Khulekani Mgenge
Data Scientist Portfolio

Data Scientist well versed in Statistical Analysis,A/B Testing,Machine Learning, SQL, R, Python,and Tableau @KhulekaniMgenge
.

TikTok Machine Learning Model

Machine learning model that can be used to determine whether a video contains a claim or whether it offers an opinion. With a successful prediction model,TikTok can reduce the backlog of user reports and prioritize them more efficiently.

Regression Model For Predicting Taxi Fares

Regression model for the New York City Taxi and Limousine Commission that will help predict taxi fares before the ride, based on data that TLC has gathered.This project will focus on the business need of developing a regression model.
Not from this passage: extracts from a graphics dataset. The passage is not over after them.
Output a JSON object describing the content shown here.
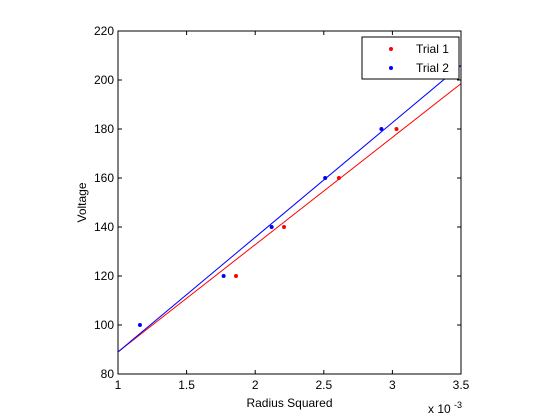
{
  "chart_data": {
    "type": "scatter",
    "title": "",
    "xlabel": "Radius Squared",
    "ylabel": "Voltage",
    "x_multiplier_label": "x 10",
    "x_multiplier_exponent": "-3",
    "xlim": [
      1,
      3.5
    ],
    "ylim": [
      80,
      220
    ],
    "xticks": [
      1,
      1.5,
      2,
      2.5,
      3,
      3.5
    ],
    "xtick_labels": [
      "1",
      "1.5",
      "2",
      "2.5",
      "3",
      "3.5"
    ],
    "yticks": [
      80,
      100,
      120,
      140,
      160,
      180,
      200,
      220
    ],
    "ytick_labels": [
      "80",
      "100",
      "120",
      "140",
      "160",
      "180",
      "200",
      "220"
    ],
    "grid": false,
    "legend_position": "top-right",
    "series": [
      {
        "name": "Trial 1",
        "color": "#ff0000",
        "x": [
          1.86,
          2.21,
          2.61,
          3.03
        ],
        "y": [
          120,
          140,
          160,
          180
        ],
        "fit_line": {
          "x": [
            1.0,
            3.5
          ],
          "y": [
            89.0,
            198.5
          ]
        }
      },
      {
        "name": "Trial 2",
        "color": "#0000ff",
        "x": [
          1.16,
          1.77,
          2.12,
          2.51,
          2.92
        ],
        "y": [
          100,
          120,
          140,
          160,
          180
        ],
        "fit_line": {
          "x": [
            1.0,
            3.5
          ],
          "y": [
            89.0,
            206.0
          ]
        }
      }
    ]
  }
}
Waze User Churn Classification Model

Building a machine learning model to predict user churn. Where Churn quantifies the number of users who have uninstalled the Waze app or stopped using the app. The ultimate goal for this project is to develop a machine learning (ML) model that predicts user churn.

Smart Device Analysis
in R Programming

The analysis of the project was focusing on one of the Bellabeat products and I was asked to analyze smart device data to gain insight into how consumers are using their smart devices. The report examine the business question: how do consumers use Bellabeat smart devices? The insight discovered in the analysis will be used help guide the company's marketing strategy.

NBA WEB SCRAPING
using Python

The project is about web scraping the NBA website in order to collect data from it for analysis process. I was able to
identified its HTML structure, and extracted relevant data.Applied data cleaning and preprocessing techniques to ensure data quality and integrity. Conducted data exploration and analysis to gain insights from the scraped data. Documented the entire process, including data sources, data collection methods, data cleaning, and analysis results, and provided recommendations for player improvements.

Data Exploration in SQL

The project demonstrate how Covid-19 Monitoring dashboard dataset was collected from ourworldindata.org and uploaded to a MySQL database for efficient storage. How data manipulation conducted to created relevant columns in the dataset whicch will be used to track COVID-19 cases and calculating percentage of infected people. SQL queries used for data exploration to understand dataset. View table was created for data to be visualized on the business intelligent tool such as tableau.

Tableau Projects

Portfolio of all Tableau analysis projects such as Covid-19 Monitoring Dashboard and Chicago cyclistic Bikeshare rides usage between annual members and casual riders.